La battaglia di Tunisi è cominciata in realtà la notte scorsa, tra martedì mercoledì, quando l'esercito è intervenuto nei quartieri popolari della periferia di Ettadameh e Ezzouhour: qui, secondo la tv araba al Jazira, ci sarebbero stati 4 o 5 morti. Poi gli scontri sono proseguiti in mattinata e nel pomeriggio nel centro città mentre nel resto della Tunisia la situazione degenerava: nove morti nei disordini di Douz, a 500 chilometri dalla capitale, altre vittime a Tozeur. Imponenti manifestazioni si sono svolte a Sfax _ qui si parla di un paio di morti _ e anche a Kasserine, epicentro delle proteste nei giorni scorsi. Polizia ed esercito, chiaramente impreparati ad affrontare la folla con mezzi adeguati, hanno sparato ad altezza d'uomo, come testimonia il fatto che molte vittime sono state colpite alla testa da reparti di tiratori scelti.

Il presidente Ben Alì sta affrontando la situazione in maniera ambigua e contraddittoria.

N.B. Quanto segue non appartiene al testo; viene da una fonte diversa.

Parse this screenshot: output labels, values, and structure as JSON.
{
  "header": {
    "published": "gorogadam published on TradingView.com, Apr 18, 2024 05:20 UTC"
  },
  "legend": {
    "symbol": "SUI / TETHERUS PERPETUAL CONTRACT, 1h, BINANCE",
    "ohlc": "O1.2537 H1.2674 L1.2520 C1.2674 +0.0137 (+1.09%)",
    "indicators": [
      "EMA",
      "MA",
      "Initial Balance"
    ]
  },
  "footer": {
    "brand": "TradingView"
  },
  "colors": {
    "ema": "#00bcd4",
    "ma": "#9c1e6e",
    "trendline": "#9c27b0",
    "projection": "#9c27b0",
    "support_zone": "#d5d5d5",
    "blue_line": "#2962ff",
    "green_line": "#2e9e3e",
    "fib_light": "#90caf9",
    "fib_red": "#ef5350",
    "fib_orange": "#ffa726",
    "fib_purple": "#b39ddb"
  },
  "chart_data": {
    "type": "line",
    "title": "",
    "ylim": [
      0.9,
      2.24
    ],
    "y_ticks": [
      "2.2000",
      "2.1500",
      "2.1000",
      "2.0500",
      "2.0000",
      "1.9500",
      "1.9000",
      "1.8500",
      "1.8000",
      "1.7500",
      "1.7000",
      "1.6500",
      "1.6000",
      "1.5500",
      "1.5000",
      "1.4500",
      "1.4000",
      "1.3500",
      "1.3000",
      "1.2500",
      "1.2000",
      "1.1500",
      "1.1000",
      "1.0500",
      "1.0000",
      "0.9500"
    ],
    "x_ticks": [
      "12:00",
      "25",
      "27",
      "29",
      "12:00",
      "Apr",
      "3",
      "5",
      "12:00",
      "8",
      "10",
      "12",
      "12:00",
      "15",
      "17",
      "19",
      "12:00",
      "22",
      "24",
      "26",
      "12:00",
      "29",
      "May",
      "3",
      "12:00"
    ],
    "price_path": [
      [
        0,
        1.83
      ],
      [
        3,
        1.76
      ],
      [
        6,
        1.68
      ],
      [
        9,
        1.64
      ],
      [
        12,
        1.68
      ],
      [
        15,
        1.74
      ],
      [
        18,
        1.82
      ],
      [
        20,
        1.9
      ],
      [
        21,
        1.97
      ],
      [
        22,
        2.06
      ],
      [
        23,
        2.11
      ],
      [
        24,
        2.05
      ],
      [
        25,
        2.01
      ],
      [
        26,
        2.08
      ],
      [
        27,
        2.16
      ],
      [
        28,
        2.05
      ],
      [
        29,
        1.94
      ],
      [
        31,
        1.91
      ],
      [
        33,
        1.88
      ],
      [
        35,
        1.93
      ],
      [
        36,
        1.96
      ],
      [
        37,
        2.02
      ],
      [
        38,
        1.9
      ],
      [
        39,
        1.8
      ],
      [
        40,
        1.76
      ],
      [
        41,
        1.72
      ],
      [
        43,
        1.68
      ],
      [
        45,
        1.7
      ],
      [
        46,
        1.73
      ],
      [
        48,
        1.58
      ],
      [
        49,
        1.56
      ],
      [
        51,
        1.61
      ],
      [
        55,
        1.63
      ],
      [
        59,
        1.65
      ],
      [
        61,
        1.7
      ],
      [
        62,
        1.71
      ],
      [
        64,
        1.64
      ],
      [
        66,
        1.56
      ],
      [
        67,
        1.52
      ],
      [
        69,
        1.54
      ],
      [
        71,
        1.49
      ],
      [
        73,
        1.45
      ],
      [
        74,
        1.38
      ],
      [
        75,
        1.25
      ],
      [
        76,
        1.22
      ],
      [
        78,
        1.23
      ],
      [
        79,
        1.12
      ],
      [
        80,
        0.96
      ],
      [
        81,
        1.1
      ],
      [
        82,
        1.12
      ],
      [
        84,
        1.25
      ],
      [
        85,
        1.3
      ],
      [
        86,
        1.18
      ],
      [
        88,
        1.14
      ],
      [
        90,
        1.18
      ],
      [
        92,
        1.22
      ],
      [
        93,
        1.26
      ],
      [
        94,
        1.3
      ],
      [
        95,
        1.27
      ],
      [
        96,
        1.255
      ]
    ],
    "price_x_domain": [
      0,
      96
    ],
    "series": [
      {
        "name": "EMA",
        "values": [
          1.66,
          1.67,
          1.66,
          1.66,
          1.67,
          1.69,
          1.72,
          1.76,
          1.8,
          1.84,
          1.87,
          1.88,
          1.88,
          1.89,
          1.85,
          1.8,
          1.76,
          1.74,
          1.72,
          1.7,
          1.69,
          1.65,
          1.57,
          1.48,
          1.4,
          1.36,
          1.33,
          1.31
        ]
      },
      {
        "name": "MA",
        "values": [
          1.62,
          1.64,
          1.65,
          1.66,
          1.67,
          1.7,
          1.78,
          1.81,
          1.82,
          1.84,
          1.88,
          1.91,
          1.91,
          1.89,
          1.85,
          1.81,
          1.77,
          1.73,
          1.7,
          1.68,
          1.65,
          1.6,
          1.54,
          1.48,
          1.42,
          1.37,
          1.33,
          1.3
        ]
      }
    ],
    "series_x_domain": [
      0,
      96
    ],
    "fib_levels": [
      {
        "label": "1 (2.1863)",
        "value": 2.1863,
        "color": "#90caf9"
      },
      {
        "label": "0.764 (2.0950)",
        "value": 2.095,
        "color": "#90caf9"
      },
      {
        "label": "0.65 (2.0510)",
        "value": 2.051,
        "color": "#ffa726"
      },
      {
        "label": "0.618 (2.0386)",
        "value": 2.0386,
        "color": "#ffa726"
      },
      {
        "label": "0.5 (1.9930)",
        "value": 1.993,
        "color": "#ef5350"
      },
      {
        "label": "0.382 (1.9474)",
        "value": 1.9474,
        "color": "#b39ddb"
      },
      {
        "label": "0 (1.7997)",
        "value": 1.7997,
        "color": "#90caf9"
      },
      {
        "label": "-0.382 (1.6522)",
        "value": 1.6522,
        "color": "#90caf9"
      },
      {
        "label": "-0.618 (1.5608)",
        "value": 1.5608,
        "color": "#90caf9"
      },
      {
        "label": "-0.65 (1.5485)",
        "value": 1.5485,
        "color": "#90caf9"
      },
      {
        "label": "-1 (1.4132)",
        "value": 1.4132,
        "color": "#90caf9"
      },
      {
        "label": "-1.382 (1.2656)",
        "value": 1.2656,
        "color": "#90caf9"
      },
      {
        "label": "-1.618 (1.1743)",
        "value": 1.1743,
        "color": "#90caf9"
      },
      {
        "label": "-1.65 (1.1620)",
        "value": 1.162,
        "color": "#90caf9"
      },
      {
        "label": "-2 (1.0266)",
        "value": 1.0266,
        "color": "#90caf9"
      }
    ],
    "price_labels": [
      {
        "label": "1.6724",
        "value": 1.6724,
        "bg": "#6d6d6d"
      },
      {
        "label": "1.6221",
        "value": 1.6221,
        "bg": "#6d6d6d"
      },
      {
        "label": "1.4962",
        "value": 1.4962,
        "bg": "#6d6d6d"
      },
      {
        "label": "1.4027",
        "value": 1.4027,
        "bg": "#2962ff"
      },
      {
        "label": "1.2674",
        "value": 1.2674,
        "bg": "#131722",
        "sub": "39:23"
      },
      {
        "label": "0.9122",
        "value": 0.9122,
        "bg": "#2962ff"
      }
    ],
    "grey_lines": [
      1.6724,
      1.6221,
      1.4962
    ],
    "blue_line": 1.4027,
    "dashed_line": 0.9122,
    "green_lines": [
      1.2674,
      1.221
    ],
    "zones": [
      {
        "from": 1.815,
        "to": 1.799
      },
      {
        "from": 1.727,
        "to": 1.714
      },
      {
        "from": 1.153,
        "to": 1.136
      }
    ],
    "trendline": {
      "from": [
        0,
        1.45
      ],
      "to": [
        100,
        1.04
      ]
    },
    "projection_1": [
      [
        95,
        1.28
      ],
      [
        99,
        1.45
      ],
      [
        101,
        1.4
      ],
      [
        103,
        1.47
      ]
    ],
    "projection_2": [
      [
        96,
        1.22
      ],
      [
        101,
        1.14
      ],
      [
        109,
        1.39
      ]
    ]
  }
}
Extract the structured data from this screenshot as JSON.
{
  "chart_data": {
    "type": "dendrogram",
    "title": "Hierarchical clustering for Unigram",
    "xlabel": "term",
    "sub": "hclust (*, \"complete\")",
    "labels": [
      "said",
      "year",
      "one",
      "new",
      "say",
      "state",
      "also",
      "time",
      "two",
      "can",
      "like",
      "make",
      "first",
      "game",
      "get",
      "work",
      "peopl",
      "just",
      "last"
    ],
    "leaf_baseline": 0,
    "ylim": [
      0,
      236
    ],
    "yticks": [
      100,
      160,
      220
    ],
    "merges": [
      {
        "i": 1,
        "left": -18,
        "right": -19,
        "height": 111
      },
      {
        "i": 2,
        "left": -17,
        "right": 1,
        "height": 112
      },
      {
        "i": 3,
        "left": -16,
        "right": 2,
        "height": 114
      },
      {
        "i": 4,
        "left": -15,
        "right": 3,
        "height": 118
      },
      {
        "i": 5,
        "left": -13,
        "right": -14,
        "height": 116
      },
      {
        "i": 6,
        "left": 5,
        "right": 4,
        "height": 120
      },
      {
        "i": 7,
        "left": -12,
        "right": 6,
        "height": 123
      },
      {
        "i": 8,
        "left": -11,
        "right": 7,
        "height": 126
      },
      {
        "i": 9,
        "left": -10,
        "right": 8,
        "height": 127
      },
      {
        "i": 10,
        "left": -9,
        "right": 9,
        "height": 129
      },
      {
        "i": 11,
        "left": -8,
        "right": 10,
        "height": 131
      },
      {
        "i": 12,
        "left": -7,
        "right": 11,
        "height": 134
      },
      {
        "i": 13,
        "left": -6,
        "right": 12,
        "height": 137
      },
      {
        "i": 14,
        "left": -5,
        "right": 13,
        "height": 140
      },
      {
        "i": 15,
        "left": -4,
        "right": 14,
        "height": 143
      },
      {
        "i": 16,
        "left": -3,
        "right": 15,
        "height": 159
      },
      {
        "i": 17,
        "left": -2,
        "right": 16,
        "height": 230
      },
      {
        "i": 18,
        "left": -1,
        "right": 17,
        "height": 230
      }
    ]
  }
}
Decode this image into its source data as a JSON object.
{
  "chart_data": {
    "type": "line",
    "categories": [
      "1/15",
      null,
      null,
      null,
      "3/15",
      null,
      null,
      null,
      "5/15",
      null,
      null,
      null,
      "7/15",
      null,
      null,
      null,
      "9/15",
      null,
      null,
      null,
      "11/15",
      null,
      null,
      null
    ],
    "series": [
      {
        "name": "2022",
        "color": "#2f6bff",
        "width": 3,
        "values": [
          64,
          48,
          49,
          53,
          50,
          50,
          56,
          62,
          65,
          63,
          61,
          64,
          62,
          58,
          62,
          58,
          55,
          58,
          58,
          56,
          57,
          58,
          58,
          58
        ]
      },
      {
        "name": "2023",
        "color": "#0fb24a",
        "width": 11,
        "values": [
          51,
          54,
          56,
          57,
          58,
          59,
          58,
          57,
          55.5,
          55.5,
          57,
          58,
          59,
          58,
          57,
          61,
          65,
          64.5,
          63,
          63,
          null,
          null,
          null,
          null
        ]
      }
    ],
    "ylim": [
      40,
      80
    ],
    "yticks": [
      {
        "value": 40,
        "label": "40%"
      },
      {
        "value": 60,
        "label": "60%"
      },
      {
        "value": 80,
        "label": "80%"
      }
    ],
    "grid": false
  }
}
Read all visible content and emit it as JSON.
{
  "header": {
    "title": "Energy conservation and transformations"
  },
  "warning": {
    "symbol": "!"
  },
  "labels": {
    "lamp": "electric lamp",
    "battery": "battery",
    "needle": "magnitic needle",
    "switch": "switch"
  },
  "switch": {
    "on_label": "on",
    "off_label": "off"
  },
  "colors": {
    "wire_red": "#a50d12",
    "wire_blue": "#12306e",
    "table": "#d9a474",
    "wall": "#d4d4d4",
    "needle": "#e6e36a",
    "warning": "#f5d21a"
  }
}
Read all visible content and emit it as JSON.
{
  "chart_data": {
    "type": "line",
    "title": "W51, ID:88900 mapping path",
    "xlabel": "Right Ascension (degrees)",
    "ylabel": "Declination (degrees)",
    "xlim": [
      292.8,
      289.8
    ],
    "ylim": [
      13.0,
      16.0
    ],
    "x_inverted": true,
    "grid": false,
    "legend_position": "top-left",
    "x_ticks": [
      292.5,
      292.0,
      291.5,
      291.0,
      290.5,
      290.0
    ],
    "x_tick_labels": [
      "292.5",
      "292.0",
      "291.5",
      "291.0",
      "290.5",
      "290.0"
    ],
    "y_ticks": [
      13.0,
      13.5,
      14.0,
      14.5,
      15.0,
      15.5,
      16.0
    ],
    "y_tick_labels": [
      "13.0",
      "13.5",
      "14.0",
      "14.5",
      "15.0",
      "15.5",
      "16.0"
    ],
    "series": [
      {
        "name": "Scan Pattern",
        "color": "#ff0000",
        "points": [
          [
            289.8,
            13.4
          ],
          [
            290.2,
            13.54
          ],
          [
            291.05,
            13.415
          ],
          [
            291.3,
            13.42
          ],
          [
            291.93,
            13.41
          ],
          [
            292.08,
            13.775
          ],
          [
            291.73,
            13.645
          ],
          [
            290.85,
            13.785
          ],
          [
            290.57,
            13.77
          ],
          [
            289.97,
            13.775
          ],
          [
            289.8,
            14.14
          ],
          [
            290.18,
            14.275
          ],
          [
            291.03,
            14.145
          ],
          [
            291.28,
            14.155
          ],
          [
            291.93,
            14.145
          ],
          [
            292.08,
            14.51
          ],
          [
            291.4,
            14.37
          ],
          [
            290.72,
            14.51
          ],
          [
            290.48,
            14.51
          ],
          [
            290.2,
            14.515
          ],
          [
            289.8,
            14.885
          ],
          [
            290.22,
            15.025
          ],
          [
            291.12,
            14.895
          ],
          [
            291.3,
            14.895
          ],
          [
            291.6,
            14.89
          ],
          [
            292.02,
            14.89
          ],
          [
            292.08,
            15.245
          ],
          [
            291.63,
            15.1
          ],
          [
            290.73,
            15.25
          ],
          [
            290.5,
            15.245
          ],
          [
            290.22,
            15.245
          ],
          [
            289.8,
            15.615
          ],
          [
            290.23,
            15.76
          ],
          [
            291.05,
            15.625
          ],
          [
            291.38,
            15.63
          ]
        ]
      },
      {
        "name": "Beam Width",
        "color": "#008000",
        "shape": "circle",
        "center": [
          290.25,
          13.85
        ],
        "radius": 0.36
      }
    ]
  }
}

Per calmare la piazza ha fatto fuori il ministro degli Interni, Belhaji Kacem, sostituendolo con Ahmed Friaa, che fu anche ambasciatore in Italia, ordinando la scarcerazione degli arrestati nei giorni scorsi. Il primo ministro Mohammed Gannouchi ha annunciato misure economiche di sostegno ai neolaureati disoccupati e una commissione d'inchiesta per indagare sulla corruzione e l'operato dei funzionari pubblici. Ma allo stesso tempo sembra che il presidente abbia licenziato il capo di Sato maggiore dell'esercito, Ahmed Amari, colpevole di non avere affrontato subito con durezza i manifestanti.

Anche le imprese italiane, presenti in Tunisia con 700 società, stanno pagando la situazione e alcune come la Tecnics hanno dovuto chiudere i lavori sull'autostrada Sfax-Gabes, dove ai cantieri si presentano gruppi minacciosi che chiedono un contratto e di essere assunti.
Ben Alì fa cadere la testa di qualche capro espiatorio ma è evidente che ormai la protesta ha un carattere politico ed è rivolta contro la sua famiglia allargata che, capeggiata dalla moglie Leila Trabelsi, ha messo le mani su tutte le leve economiche del Paese. Un atteggiamento predatorio e rapace che la Tunisia, Paese in genere mite _ assai meno sanguinoso e turbolento della confinante Algeria _ non si meritava. Questo silenzio nel coprifuoco di Tunisi annuncia che forse nel palazzo presidenziale di Cartagine si sta giocando una partita decisiva.